NVIDIA, the Silicon Valley-based chipmaker that has emerged as the top supplier of computing muscle for Artificial Intelligence software, has partnered with four Taiwanese electronics manufacturing giants who will design and manufacture its latest AI servers for data centers operated by the largest cloud providers, such as Microsoft, Google, and Amazon.
Foxconn, Inventec, Quanta, and Wistron will build hardware powered by NVIDIA’s next-generation GPUs, codenamed Volta, using the reference architecture for the chipmaker’s own HGX supercomputer design, developed together with Microsoft for AI software workloads.
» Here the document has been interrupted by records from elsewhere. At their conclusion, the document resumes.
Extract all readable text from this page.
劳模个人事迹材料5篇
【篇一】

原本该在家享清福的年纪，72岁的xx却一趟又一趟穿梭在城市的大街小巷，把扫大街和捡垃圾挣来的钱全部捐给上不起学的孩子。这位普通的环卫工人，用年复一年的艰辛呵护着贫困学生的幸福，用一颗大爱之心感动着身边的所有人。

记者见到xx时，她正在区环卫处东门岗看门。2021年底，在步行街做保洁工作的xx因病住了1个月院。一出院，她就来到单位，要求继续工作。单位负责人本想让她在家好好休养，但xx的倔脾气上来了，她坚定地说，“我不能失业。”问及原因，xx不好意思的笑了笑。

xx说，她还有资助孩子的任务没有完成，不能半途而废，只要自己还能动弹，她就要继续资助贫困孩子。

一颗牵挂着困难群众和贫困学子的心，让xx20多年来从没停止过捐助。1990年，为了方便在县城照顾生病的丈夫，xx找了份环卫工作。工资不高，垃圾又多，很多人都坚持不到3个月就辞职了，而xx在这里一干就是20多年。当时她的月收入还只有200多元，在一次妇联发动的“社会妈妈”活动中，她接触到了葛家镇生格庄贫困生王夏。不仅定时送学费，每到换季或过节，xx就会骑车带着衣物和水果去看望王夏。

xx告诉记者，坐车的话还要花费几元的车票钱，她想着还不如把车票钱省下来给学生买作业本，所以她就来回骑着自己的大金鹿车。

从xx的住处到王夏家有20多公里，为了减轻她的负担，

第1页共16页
NVIDIA CEO Jensen Huang announced a lineup of Volta-based products, including the Tesla V100 data center GPU, at the company’s big annual conference in Silicon Valley earlier this month, saying the chips will be available later this year.
“We’re working with everybody on the transition to Volta,” Keith Morris, NVIDIA’s senior director of product management for accelerated computing, said in an interview with Data Center Knowledge, referring to the top cloud providers. He said he expects these companies to start upgrading their platforms from the current-generation Tesla P100 GPUs this year.
A New Frontier in Cloud Wars
Providing hardware for machine learning – the fastest-growing and most widely used and researched type of AI today – as a cloud service is the latest frontier in the war for market share among cloud giants. GPU-powered servers are the most common type of hardware used for these workloads, but they’re very expensive and difficult to support in a data center.
Jensen Huang, CEO, NVIDIA, speaking at the GPU Computing Conference in San Jose in May 2017 (Photo: Yevgeniy Sverdlik)
GPUs are very power-hungry, and servers used for a subset of machine learning workloads called training can pack as many of eight of them on a single motherboard. This results in extremely power-dense data center deployments, where densities north of 30kW a rack are common. Most of the world’s data centers have been designed to support the average 3kW to 6kW per rack.
This is why renting GPU servers from cloud providers is an attractive proposition for companies either doing AI research or running AI software in production. They can pay as they go instead of spending large sums upfront to stand up this infrastructure on their own, and they can take advantage of the latest hardware as soon as it becomes available.
Use of Machine Learning on the Rise
A recent survey by MIT Technology Review and Google Cloud found that 60 percent of respondents had already implemented machine-learning strategies and committed to ongoing investment in machine learning. Additionally, 18 percent said they were planning to implement machine-learning strategies within the next 12 to 24 months. Just 5 percent said they had no interest in machine learning and no plans in that area for the foreseeable future.
Here’s a breakdown of the respondents active in machine learning by company size:
Source: MIT Technology Review, Google Cloud
NVIDIA’s partnership with the four manufacturers is focused on a single particular form factor for GPU servers: machines that have GPUs only, rather than the hybrid CPU and GPU servers. Cloud companies plug these servers as extensions for regular CPU-powered machines in their data centers, Morris said.
This is one of the reasons this particular partnership is not with traditional data center hardware vendors like Hewlett Packard Enterprise or Dell Technologies, who tend to build boxes that combine GPUs and CPUs, he explained. “We’re working with all the main OEMs (the traditional vendors) on these products too.”
NVIDIA Anticipates Huge Data Center Revenue Growth
NVIDIA expects its revenue from data center products to more than double between this year’s first and last quarters, going from $143 million in Q1 of fiscal 2017 to $296 million in Q4, according to the company’s Q1 2017 earnings report. It projects this business segment to accelerate even further the following year, expecting it to generate $409 million in revenue in Q1 2018.
NVIDIA still makes most of its money by selling GPUs for videogames and doesn’t expect that to change in the near future.
IDC forecasts that companies will spend $10.36 billion on compute infrastructure for cognitive workloads (one way to describe AI software) in 2022, an average annual growth rate of nearly 19 percent over the next five years. The market-research firm also notes that investment growth in cloud computing infrastructure for these workloads will outpace investment in on-premises infrastructure.
“This presents a significant worldwide opportunity for silicon vendors, ISVs, and services vendors,” the analysts said.
Competition from Google
Earlier this month, Google announced that in addition to its cloud GPU services it will provide similar services for TPUs (Tensor Processing Units), the custom AI processors the company designed in-house. The announcement means cloud market share for GPUs will be smaller than it would’ve been was Google to continue using TPUs strictly to run its own applications. The company operates one of the world’s largest clouds and is known for attracting some of the world’s brightest engineering minds.
A pod of TPU servers inside a Google data center (Photo: Google)
“Obviously … there will be some GPU workloads that will run on the TPU that could’ve run on the GPU,” Morris said. “Overall, I think Google has said that they’re going to continue to use NVIDIA GPUs, and I think the NVIDIA GPUs are a great platform for developing this technology. We expect them to continue to be a great customers of ours.”